Escrevo no fim de semana do maior e mais rico evento esportivo dos Estados Unidos. O Super Bowl celebra um esporte que 40% dos pais americanos não querem ver seus filhos praticar. Até Barack Obama, pai de duas meninas, deixou claro que considera o esporte perigoso demais. A audiência esperada para a transmissão final entre os Denver Broncos e os Seattle Seahawks era de mais de 100 milhões, um terço da população do país. Está sendo ancorada por ex-jogadores que também denunciam os traumas cranianos epidêmicos no esporte. Um dos mais idolatrados quarterbacks da história do esporte, Joe Namath, 70 anos, com sua bagagem de ferimentos e concussões cerebrais, deu uma entrevista à CBS na manhã da final, dizendo: "Nenhuma parte do nosso corpo foi feita para jogar este futebol."
Há décadas que a NFL, a liga milhardária de futebol americano, tem conhecimento médico suficiente para compreender as consequências do esporte. No ano passado, concordou em reservar mais de US$ 700 milhões para um fundo de compensação de ex-jogadores. Mas, não é apenas o interesse econômico de uma liga que atrasou o despertar da consciência do público para o esporte. O futebol americano é indissociável da definição de homem difundida por gente como o deputado Michael Grimm.
Há alguma justiça poética no fato de que a final do Super Bowl, ontem à noite, foi no estado de Nova Jersey, epicentro atual de um escândalo envolvendo machos alfas da política americana. São, de fato, vários escândalos em torno do governador Chris Christie, mas o primeiro e mais conhecido no exterior é o Bridgegate. Em setembro, a mais movimentada ponte do continente, a George Washington Bridge, entre Manhattan e Nova Jersey, teve parte de suas pistas bloqueadas numa vendeta política ainda mal explicada e um engarrafamento monstro paralisou a área durante quatro dias. A cada nova revelação sobre os métodos de Christie, os comediantes encontram novo material para fazer piadas sobre a truculência estilo Tony Soprano.
O que nos faz lembrar: no debate da testosterona, democratas como Barack Obama são maricas e Chris Christie é o cabra macho.
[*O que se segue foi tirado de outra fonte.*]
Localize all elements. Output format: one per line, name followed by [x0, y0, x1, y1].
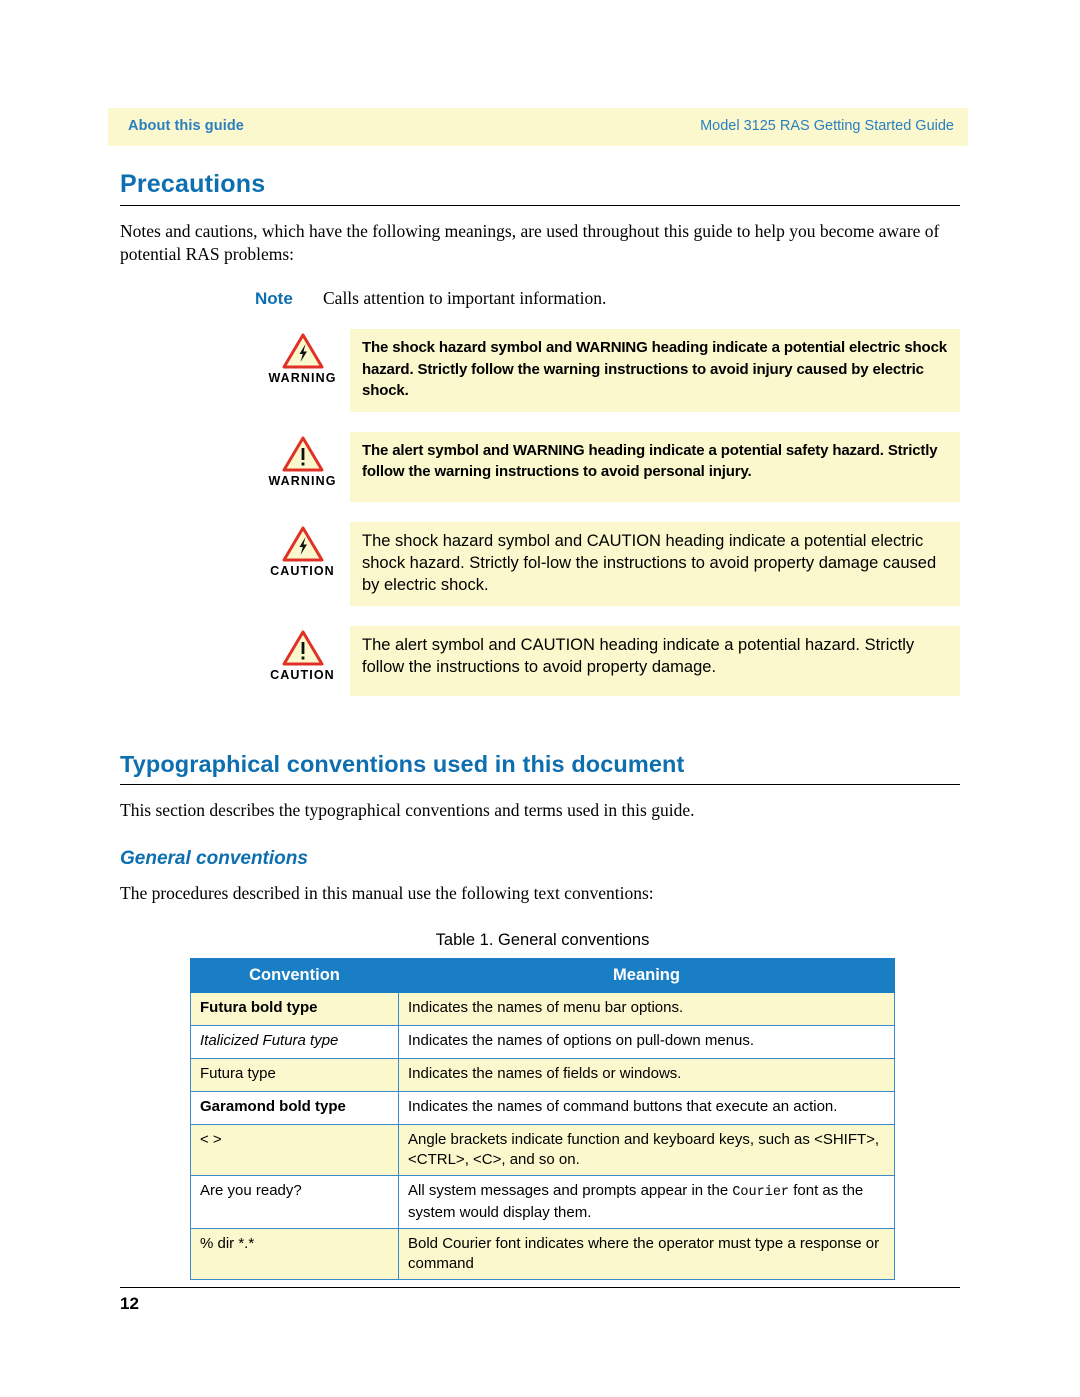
alert-icon — [282, 436, 324, 472]
cell-convention: % dir *.* — [190, 1227, 399, 1280]
heading-rule — [120, 205, 960, 206]
header-document-title: Model 3125 RAS Getting Started Guide — [700, 118, 954, 134]
heading-rule — [120, 783, 960, 785]
alert-icon — [282, 630, 324, 666]
meaning-mono: Courier — [732, 1184, 790, 1200]
cell-meaning: Indicates the names of command buttons t… — [398, 1090, 895, 1125]
column-header-meaning: Meaning — [398, 957, 895, 993]
typographical-heading: Typographical conventions used in this d… — [120, 750, 685, 777]
table-caption: Table 1. General conventions — [435, 930, 650, 949]
cell-meaning: All system messages and prompts appear i… — [398, 1174, 895, 1229]
column-header-convention: Convention — [190, 957, 399, 993]
admonition-label: WARNING — [268, 371, 337, 385]
table-row: % dir *.* Bold Courier font indicates wh… — [190, 1227, 895, 1280]
cell-convention: Italicized Futura type — [190, 1024, 399, 1059]
admonition-caution-alert: CAUTION The alert symbol and CAUTION hea… — [255, 625, 960, 696]
admonition-text: The shock hazard symbol and CAUTION head… — [350, 521, 960, 606]
cell-convention: Futura type — [190, 1057, 399, 1092]
meaning-pre: All system messages and prompts appear i… — [408, 1181, 733, 1199]
table-row: Futura bold type Indicates the names of … — [190, 991, 895, 1026]
cell-convention: Futura bold type — [190, 991, 399, 1026]
note-block: Note Calls attention to important inform… — [255, 288, 960, 309]
admonition-warning-alert: WARNING The alert symbol and WARNING hea… — [255, 431, 960, 502]
admonition-icon-column: WARNING — [255, 329, 350, 412]
header-section-title: About this guide — [128, 118, 244, 134]
admonition-text: The shock hazard symbol and WARNING head… — [350, 329, 960, 412]
admonition-icon-column: WARNING — [255, 432, 350, 502]
admonition-caution-shock: CAUTION The shock hazard symbol and CAUT… — [255, 521, 960, 606]
precautions-intro: Notes and cautions, which have the follo… — [120, 221, 940, 264]
general-conventions-intro: The procedures described in this manual … — [120, 882, 654, 903]
general-conventions-table: Convention Meaning Futura bold type Indi… — [190, 957, 895, 1280]
admonition-icon-column: CAUTION — [255, 626, 350, 696]
admonition-label: CAUTION — [270, 667, 335, 682]
table-row: Futura type Indicates the names of field… — [190, 1057, 895, 1092]
cell-meaning: Indicates the names of fields or windows… — [398, 1057, 895, 1092]
admonition-label: CAUTION — [270, 563, 335, 578]
shock-hazard-icon — [282, 333, 324, 369]
typographical-intro: This section describes the typographical… — [120, 799, 695, 820]
table-row: Italicized Futura type Indicates the nam… — [190, 1024, 895, 1059]
footer-rule — [120, 1287, 960, 1288]
admonition-warning-shock: WARNING The shock hazard symbol and WARN… — [255, 329, 960, 412]
table-row: < > Angle brackets indicate function and… — [190, 1123, 895, 1176]
admonition-label: WARNING — [268, 473, 337, 488]
admonition-icon-column: CAUTION — [255, 522, 350, 606]
cell-meaning: Bold Courier font indicates where the op… — [398, 1227, 895, 1280]
note-label: Note — [255, 289, 293, 308]
table-row: Are you ready? All system messages and p… — [190, 1174, 895, 1229]
admonition-text: The alert symbol and CAUTION heading ind… — [350, 625, 960, 696]
cell-meaning: Angle brackets indicate function and key… — [398, 1123, 895, 1176]
precautions-heading: Precautions — [120, 170, 266, 198]
shock-hazard-icon — [282, 526, 324, 562]
general-conventions-subheading: General conventions — [120, 847, 308, 869]
cell-meaning: Indicates the names of options on pull-d… — [398, 1024, 895, 1059]
admonition-text: The alert symbol and WARNING heading ind… — [350, 431, 960, 502]
cell-convention: < > — [190, 1123, 399, 1176]
page-number: 12 — [120, 1294, 139, 1313]
cell-convention: Garamond bold type — [190, 1090, 399, 1125]
note-text: Calls attention to important information… — [323, 288, 607, 308]
cell-meaning: Indicates the names of menu bar options. — [398, 991, 895, 1026]
page-header-band: About this guide Model 3125 RAS Getting … — [108, 108, 968, 146]
table-header-row: Convention Meaning — [190, 957, 895, 993]
page-content: Precautions Notes and cautions, which ha… — [120, 170, 960, 1280]
cell-convention: Are you ready? — [190, 1174, 399, 1229]
table-row: Garamond bold type Indicates the names o… — [190, 1090, 895, 1125]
Cito um âncora conservador que veio em socorro de Christie logo depois da revelação do Bridgegate: "Devo dizer que, nesta atmosfera de feminização que existe hoje, os caras masculinos e musculares em sua conduta privada, os caras da velha guarda, estão sob risco."
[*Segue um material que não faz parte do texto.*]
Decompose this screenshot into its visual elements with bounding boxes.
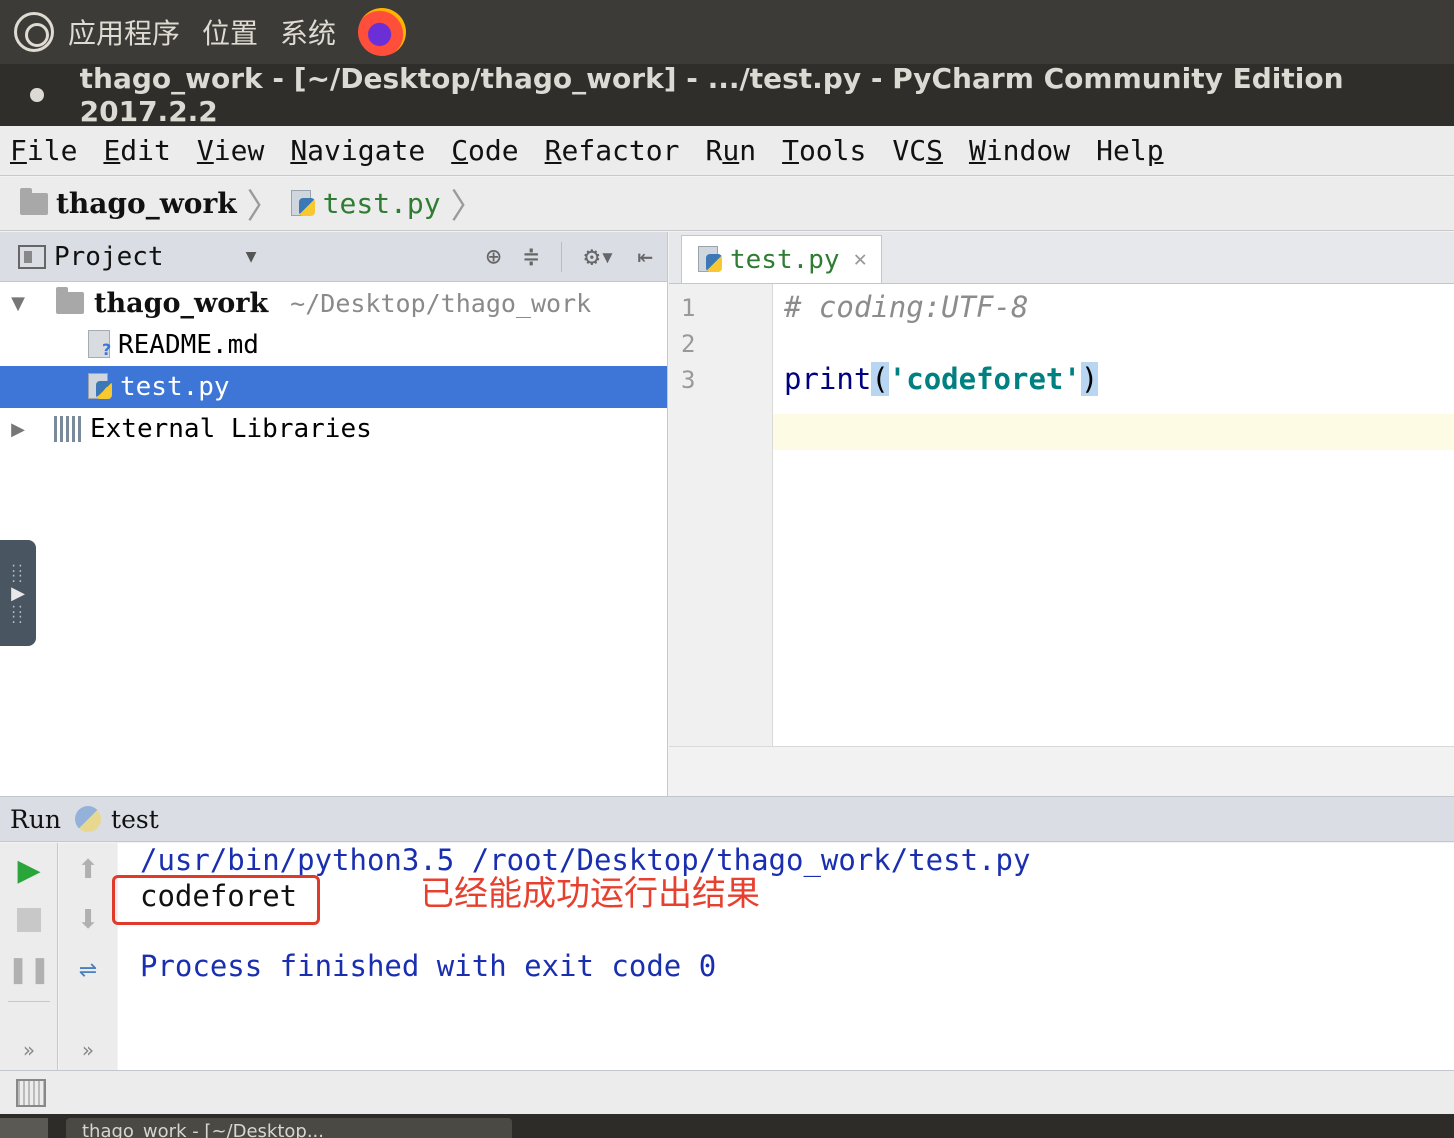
close-icon[interactable]: ✕ (854, 247, 867, 272)
tree-external-libraries: External Libraries (90, 414, 372, 444)
window-title: thago_work - [~/Desktop/thago_work] - ..… (79, 62, 1344, 128)
menu-item-7[interactable]: Tools (782, 134, 866, 167)
menu-item-0[interactable]: File (10, 134, 77, 167)
tab-label: test.py (730, 244, 840, 275)
menu-item-2[interactable]: View (197, 134, 264, 167)
editor-horizontal-scroll-area[interactable] (669, 746, 1454, 796)
annotation-text: 已经能成功运行出结果 (420, 874, 760, 914)
panel-menu-places[interactable]: 位置 (202, 12, 258, 52)
tree-row-readme[interactable]: README.md (0, 324, 667, 366)
breadcrumb-file[interactable]: test.py (323, 187, 441, 220)
code-editor: test.py ✕ 1 2 3 # coding:UTF-8 print('co… (669, 232, 1454, 796)
python-file-icon (698, 245, 724, 274)
folder-icon (56, 287, 84, 314)
run-panel-header: Run test (0, 796, 1454, 842)
output-highlight-box (112, 875, 320, 925)
grip-icon: :::: (11, 559, 25, 586)
project-view-icon (18, 244, 46, 269)
project-view-selector[interactable]: Project (54, 242, 164, 272)
line-number-gutter: 1 2 3 (669, 284, 773, 746)
panel-menu-system[interactable]: 系统 (280, 12, 336, 52)
bottom-taskbar: thago_work - [~/Desktop... (0, 1114, 1454, 1138)
tree-row-external-libraries[interactable]: ▶ External Libraries (0, 408, 667, 450)
breadcrumb: thago_work 〉 test.py 〉 (0, 177, 1454, 231)
folder-icon (20, 187, 48, 215)
code-func: print (784, 362, 872, 396)
python-file-icon (290, 189, 317, 218)
expand-arrow-icon[interactable]: ▼ (8, 293, 28, 314)
stop-icon[interactable] (14, 905, 44, 935)
code-line-3: print('codeforet') (784, 362, 1099, 396)
line-number: 2 (681, 330, 696, 358)
editor-tab-bar: test.py ✕ (669, 232, 1454, 284)
grip-icon: :::: (11, 600, 25, 627)
code-string: 'codeforet' (888, 362, 1081, 396)
firefox-launcher-icon[interactable] (358, 8, 407, 56)
line-number: 1 (681, 294, 696, 322)
tree-root-path: ~/Desktop/thago_work (290, 288, 592, 318)
arrow-up-icon[interactable]: ⬆ (73, 855, 103, 885)
arrow-down-icon[interactable]: ⬇ (73, 905, 103, 935)
code-paren-close: ) (1080, 362, 1099, 396)
hide-panel-icon[interactable]: ⇤ (637, 242, 653, 272)
code-paren-open: ( (871, 362, 889, 396)
scroll-from-source-icon[interactable]: ⊕ (486, 242, 502, 272)
breadcrumb-separator-icon: 〉 (450, 187, 485, 227)
expand-arrow-icon[interactable]: ▶ (8, 419, 28, 440)
menu-item-4[interactable]: Code (451, 134, 518, 167)
more-tools-icon[interactable]: » (14, 1035, 44, 1065)
breadcrumb-separator-icon: 〉 (246, 187, 281, 227)
console-exit-line: Process finished with exit code 0 (140, 949, 717, 983)
collapse-all-icon[interactable]: ≑ (523, 242, 539, 272)
tab-test-py[interactable]: test.py ✕ (681, 235, 882, 283)
menu-bar: File Edit View Navigate Code Refactor Run Tools… (0, 126, 1454, 176)
gear-icon[interactable]: ⚙▾ (584, 242, 615, 272)
menu-item-6[interactable]: Run (706, 134, 757, 167)
toolbar-divider (8, 1001, 50, 1002)
tree-root-name: thago_work (94, 287, 269, 319)
run-toolbar-left: ▶ ❚❚ » (0, 843, 58, 1070)
soft-wrap-icon[interactable]: ⇌ (73, 955, 103, 985)
window-title-bar: thago_work - [~/Desktop/thago_work] - ..… (0, 62, 1454, 128)
editor-body[interactable]: 1 2 3 # coding:UTF-8 print('codeforet') (669, 284, 1454, 746)
collapsed-tool-window-handle[interactable]: :::: ▶ :::: (0, 540, 36, 646)
project-tool-window: Project ▼ ⊕ ≑ ⚙▾ ⇤ ▼ thago_work ~/Deskto… (0, 232, 668, 796)
rerun-play-icon[interactable]: ▶ (14, 853, 44, 888)
status-bar (0, 1070, 1454, 1114)
breadcrumb-project[interactable]: thago_work (56, 187, 237, 220)
pause-icon[interactable]: ❚❚ (7, 955, 51, 985)
line-number: 3 (681, 366, 696, 394)
panel-menu-applications[interactable]: 应用程序 (68, 12, 180, 52)
run-panel-label: Run (10, 804, 62, 834)
project-panel-header: Project ▼ ⊕ ≑ ⚙▾ ⇤ (0, 232, 667, 282)
show-desktop-icon[interactable] (0, 1118, 48, 1138)
tree-file-test: test.py (120, 372, 230, 402)
python-file-icon (88, 373, 114, 401)
menu-item-3[interactable]: Navigate (290, 134, 425, 167)
toolbar-divider (561, 242, 563, 272)
ubuntu-logo-icon[interactable] (14, 12, 54, 52)
tree-row-root[interactable]: ▼ thago_work ~/Desktop/thago_work (0, 282, 667, 324)
more-tools-icon[interactable]: » (73, 1035, 103, 1065)
menu-item-1[interactable]: Edit (103, 134, 170, 167)
tool-windows-toggle-icon[interactable] (16, 1079, 46, 1107)
system-top-panel: 应用程序 位置 系统 (0, 0, 1454, 64)
chevron-down-icon[interactable]: ▼ (246, 246, 257, 267)
window-menu-dot-icon[interactable] (30, 88, 44, 102)
menu-item-9[interactable]: Window (969, 134, 1070, 167)
current-line-highlight (669, 414, 1454, 450)
library-icon (54, 416, 84, 442)
menu-item-5[interactable]: Refactor (545, 134, 680, 167)
menu-item-10[interactable]: Help (1096, 134, 1163, 167)
taskbar-window-item[interactable]: thago_work - [~/Desktop... (66, 1118, 512, 1138)
tree-row-test-py[interactable]: test.py (0, 366, 667, 408)
unknown-file-icon (88, 330, 114, 360)
menu-item-8[interactable]: VCS (892, 134, 943, 167)
code-line-1: # coding:UTF-8 (784, 290, 1029, 324)
python-config-icon (75, 806, 102, 832)
project-header-tools: ⊕ ≑ ⚙▾ ⇤ (486, 232, 653, 282)
tree-file-readme: README.md (118, 330, 259, 360)
run-toolbar-right: ⬆ ⬇ ⇌ » (59, 843, 117, 1070)
run-config-tab[interactable]: test (111, 805, 159, 834)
Certo. Arriscar a vida de uma criança desaparecida porque o carro de polícia está preso na ponte ou chegar tarde demais para atender a idosa que teve um enfarte porque a ambulância também não consegue passar são ações justificadas em nome da preservação dos "caras da velha guarda". É o que se define, no jargão contemporâneo, como "mansplain", o mundo explicado sob a ótica masculina. O mansplaining do Partido Republicano acaba de nos presentear com outra joia: "As mulheres não conseguem controlar sua libido sem ajuda do governo." O ex-governador do Arkansas Mike Huckabee resumiu assim a decisão do governo Obama de manter anticoncepcionais nos programas de seguro médico.
Chris Christie recebeu uma vaia sonora da multidão na Times Square, no sábado, durante uma cerimônia ligada à final do violento futebol americano. Um esporte e um governador sob ataque, num mundo em que o homem de verdade não se parece mais com eles.